A limitation of our study is that a relatively small number of patients were included. A further study on continuity equation-based estimation of the EOA of prosthetic mitral valves using 2D and 3D TEE with a larger population is required in the future. Additionally, SV as measured by pulmonary artery catheterization may need to be added for providing vital information in future studies. We performed analysis of data using software in a computer and routine analysis of 3D data of geometrically orthogonal views (sagittal, coronal, and transverse planes). However, because of resource constraints, this analysis cannot be achieved on a routine basis. Calcification of the elliptical shape of the LVOT also needs to be further investigated. However, the possibility that the LVOT area as measured with the 2D method may be more reliable in certain situations cannot be excluded.19,20 Additionally, because of the low frame rate in early studies of 3D ultrasound, frame loss may have severely affected the effectiveness of 3D results. However, in our study, the 3D mode at a frame rate of 15 to 25 HZ may have overcome this weakness of frame loss.
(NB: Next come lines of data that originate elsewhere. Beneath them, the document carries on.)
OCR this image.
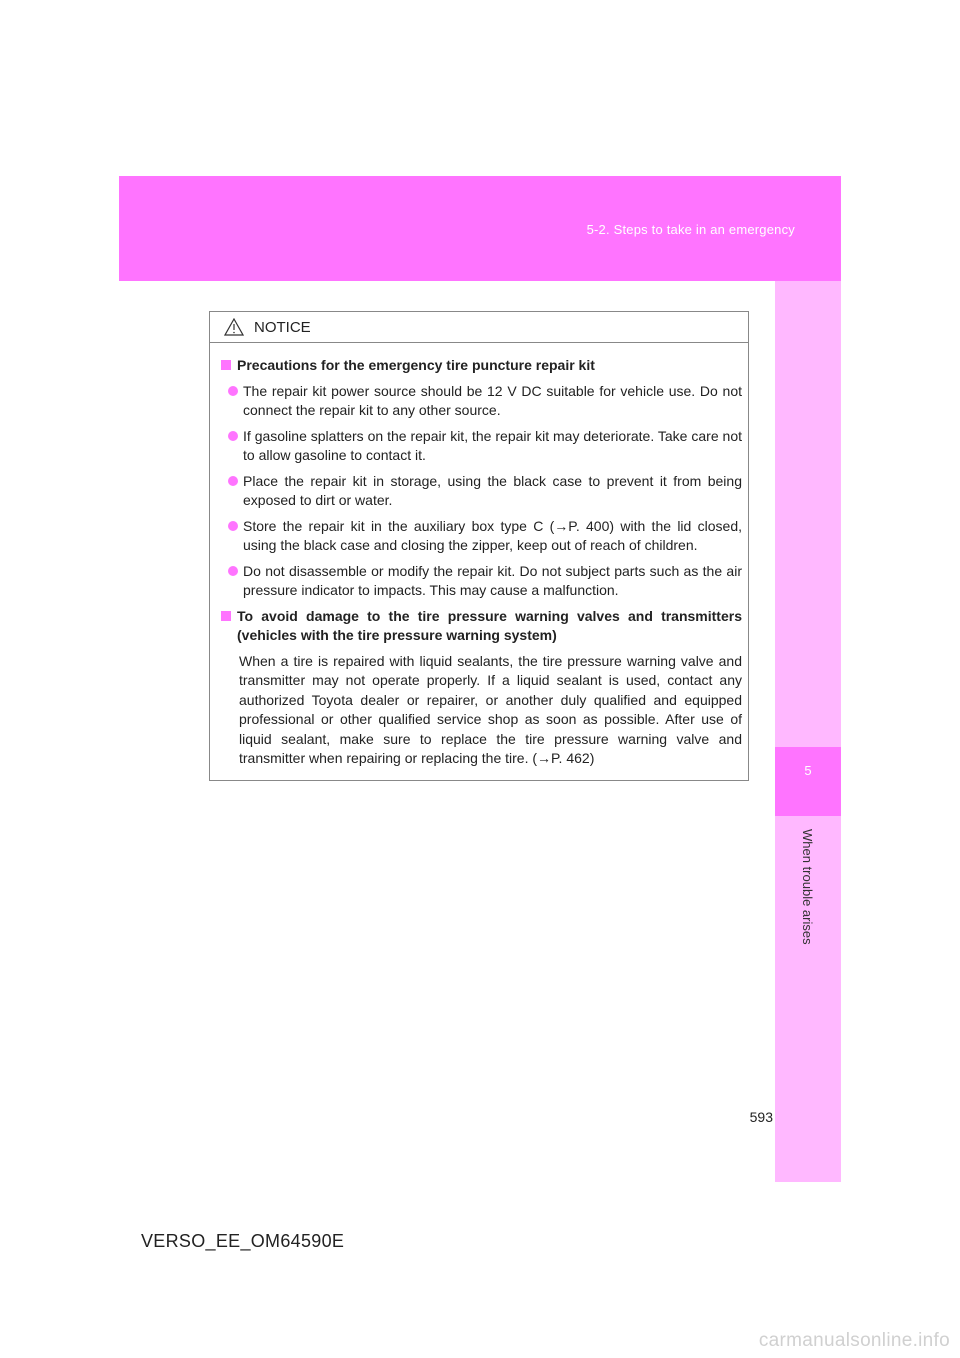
5-2. Steps to take in an emergency
5
When trouble arises
NOTICE
Precautions for the emergency tire puncture repair kit
The repair kit power source should be 12 V DC suitable for vehicle use. Do not connect the repair kit to any other source.
If gasoline splatters on the repair kit, the repair kit may deteriorate. Take care not to allow gasoline to contact it.
Place the repair kit in storage, using the black case to prevent it from being exposed to dirt or water.
Store the repair kit in the auxiliary box type C (→P. 400) with the lid closed, using the black case and closing the zipper, keep out of reach of children.
Do not disassemble or modify the repair kit. Do not subject parts such as the air pressure indicator to impacts. This may cause a malfunction.
To avoid damage to the tire pressure warning valves and transmitters (vehicles with the tire pressure warning system)
When a tire is repaired with liquid sealants, the tire pressure warning valve and transmitter may not operate properly. If a liquid sealant is used, contact any authorized Toyota dealer or repairer, or another duly qualified and equipped professional or other qualified service shop as soon as possible. After use of liquid sealant, make sure to replace the tire pressure warning valve and transmitter when repairing or replacing the tire. (→P. 462)
593
VERSO_EE_OM64590E
carmanualsonline.info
The 3D mode also has a limitation that if 3D data in multiple cardiac cycles need to be collected, the present frame rate is insufficient.
Conclusions
When the continuity equation is used, the EOA of a prosthetic mitral valve may be underestimated using the 2D TEE method based on the diameter of a single axis compared with the 3D-planimetered area. The advantage of the 3D method versus the 2D method is higher precision, which leads to better assessment of a prosthetic mitral valve intraoperatively.